Dans l'histoire littéraire, le fait d’appliquer des couleurs à des sentiments et autres choses abstraites n’est pas rare. On connaît la Symphonie en blanc majeur de Théophile Gautier (elle se trouve dans le volume Émaux et Camées) ; Léon Gozlan (1803-1866) a écrit, sur ce même sujet, une page caractéristique (reproduite dans la revue Le Penseur, janvier 1913) : « Comme je suis un peu fou, j'ai toujours rapporté, je ne sais trop pourquoi, à une couleur ou à une nuance les sensations diverses que j'éprouve. Ainsi, pour moi, la pitié est bleu tendre, la résignation est gris-perle, la joie est vert-pomme, la satiété est café-au-lait, le plaisir rose velouté, le sommeil est fumée-de-tabac, la réflexion est orange, la douleur est couleur de suie, l’ennui est chocolat.
La pensée pénible d'avoir un billet à payer est mine-de-plomb, l’argent à recevoir est rouge chatoyant ou diablotin. Le jour du terme est couleur de Sienne. Aller à un premier rendez-vous, couleur thé léger ; à un vingtième, thé chargé. Quant au bonheur... couleur que je ne connais pas ! »

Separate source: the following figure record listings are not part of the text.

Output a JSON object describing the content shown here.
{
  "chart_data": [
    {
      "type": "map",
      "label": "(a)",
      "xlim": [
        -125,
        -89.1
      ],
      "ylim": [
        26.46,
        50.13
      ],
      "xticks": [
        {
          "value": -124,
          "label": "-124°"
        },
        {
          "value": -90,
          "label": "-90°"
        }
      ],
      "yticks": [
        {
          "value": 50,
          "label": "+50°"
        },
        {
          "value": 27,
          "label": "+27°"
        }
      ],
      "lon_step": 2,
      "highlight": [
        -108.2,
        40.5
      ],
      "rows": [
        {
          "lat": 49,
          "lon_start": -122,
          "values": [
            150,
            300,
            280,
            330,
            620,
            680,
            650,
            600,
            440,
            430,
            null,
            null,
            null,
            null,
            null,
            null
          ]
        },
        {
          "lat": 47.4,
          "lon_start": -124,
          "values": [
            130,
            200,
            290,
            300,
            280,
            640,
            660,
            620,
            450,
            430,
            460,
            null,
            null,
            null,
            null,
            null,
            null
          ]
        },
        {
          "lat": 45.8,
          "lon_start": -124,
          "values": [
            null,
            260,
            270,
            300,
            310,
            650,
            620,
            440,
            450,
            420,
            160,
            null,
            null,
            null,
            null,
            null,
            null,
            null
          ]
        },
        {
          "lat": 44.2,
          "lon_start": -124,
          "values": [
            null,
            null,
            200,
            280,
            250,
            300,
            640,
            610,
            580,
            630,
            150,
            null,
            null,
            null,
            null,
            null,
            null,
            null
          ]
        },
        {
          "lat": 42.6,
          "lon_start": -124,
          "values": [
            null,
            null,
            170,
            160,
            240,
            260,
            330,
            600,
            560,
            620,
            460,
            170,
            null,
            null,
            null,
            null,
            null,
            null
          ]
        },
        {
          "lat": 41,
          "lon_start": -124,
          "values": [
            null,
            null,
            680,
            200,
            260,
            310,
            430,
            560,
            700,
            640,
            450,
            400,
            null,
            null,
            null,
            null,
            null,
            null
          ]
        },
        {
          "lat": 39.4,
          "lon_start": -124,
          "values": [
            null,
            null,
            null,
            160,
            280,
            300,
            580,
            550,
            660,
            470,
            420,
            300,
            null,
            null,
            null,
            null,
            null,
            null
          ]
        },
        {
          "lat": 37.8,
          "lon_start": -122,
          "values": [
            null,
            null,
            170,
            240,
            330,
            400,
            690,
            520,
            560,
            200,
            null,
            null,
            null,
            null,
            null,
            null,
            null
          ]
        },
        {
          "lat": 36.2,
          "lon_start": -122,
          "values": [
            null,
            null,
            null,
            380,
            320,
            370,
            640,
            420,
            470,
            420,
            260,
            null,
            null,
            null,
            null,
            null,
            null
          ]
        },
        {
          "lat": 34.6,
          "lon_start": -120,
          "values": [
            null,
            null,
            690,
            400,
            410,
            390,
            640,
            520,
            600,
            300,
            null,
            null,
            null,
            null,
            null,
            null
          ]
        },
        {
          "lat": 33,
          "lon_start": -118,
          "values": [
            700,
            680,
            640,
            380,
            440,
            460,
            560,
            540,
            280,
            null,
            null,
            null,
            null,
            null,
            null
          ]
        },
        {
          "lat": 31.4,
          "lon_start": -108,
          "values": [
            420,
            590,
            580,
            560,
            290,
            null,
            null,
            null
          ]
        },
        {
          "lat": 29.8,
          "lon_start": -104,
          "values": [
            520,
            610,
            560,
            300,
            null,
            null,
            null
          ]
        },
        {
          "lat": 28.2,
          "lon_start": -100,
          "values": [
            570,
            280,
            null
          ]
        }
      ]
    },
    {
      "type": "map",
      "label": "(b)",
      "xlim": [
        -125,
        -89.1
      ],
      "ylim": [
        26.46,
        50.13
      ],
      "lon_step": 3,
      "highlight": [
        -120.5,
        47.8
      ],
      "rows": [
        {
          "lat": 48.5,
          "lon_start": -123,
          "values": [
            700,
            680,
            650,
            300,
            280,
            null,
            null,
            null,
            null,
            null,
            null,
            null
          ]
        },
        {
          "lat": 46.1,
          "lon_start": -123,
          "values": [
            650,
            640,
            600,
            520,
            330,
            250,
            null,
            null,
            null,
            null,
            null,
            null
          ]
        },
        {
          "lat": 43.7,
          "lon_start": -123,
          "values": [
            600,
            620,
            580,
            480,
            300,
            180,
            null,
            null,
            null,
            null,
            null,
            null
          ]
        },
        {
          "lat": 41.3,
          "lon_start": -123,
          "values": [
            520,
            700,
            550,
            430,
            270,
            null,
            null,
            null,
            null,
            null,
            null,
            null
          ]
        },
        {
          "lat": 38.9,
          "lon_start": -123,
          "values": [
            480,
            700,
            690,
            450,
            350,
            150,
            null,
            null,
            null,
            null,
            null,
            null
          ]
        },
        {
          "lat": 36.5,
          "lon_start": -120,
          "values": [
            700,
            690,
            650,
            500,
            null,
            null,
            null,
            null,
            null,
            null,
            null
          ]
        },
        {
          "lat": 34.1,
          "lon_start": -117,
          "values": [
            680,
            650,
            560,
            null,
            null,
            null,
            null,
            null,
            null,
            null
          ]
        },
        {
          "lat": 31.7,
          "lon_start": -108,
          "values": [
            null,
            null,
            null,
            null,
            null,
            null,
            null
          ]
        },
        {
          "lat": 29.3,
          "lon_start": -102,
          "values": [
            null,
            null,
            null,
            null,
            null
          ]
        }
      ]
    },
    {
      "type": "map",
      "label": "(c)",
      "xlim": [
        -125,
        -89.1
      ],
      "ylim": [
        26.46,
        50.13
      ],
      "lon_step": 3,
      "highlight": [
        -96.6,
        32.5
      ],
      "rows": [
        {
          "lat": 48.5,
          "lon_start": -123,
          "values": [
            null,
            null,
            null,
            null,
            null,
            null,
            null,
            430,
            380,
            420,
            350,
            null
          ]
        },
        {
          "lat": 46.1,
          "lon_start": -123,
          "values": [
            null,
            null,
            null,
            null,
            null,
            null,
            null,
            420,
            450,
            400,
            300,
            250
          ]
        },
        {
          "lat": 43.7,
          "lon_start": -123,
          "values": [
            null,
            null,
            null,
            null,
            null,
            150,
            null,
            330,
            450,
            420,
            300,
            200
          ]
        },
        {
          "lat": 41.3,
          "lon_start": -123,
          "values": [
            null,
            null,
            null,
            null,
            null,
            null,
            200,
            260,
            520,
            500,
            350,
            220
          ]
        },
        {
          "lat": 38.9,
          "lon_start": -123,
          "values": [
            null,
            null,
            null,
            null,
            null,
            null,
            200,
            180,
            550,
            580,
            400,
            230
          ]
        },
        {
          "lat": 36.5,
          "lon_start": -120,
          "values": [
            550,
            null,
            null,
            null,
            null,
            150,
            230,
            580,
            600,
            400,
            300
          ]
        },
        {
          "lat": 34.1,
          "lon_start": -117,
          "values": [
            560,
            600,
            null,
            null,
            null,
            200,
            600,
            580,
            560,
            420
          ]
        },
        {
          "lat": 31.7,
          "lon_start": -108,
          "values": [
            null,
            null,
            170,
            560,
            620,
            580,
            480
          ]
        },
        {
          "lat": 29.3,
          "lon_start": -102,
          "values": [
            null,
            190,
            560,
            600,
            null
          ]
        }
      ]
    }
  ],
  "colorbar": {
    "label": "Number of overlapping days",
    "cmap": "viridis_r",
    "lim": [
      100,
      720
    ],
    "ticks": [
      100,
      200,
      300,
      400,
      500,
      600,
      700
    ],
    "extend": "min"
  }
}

Et les couleurs appliquées aux prénoms féminins, système imaginé par l'humoriste Ernest d'Hervilly (1839-1911) : les noms blancs très purs sont : Bérénice, Marie, Claire, Ophélie, Iseult. Le rose vif est évoqué par Rose (naturellement !), Colette, Madeleine, Gilberte. Le gris est fourni par Jeanne, Gabrielle, Germaine. Le bleu tendre serait Céline, Virginie, Léonie, Élise. Le noir absolu serait Lucrèce, Diane, Rachel, Irène, Rébecca. Le jaune violent n'apparaît qu'aux noms de Pulchérie, Gertrude, Léocadie. Ernest d'Hervilly affirmait, en outre, qu'Hélène est gris-perle, et qu'Adrienne, Ernestine et Fanchette doivent être rangées dans la catégorie des prénoms qui rappelle un semis de fleurs sur une étoffe blanche.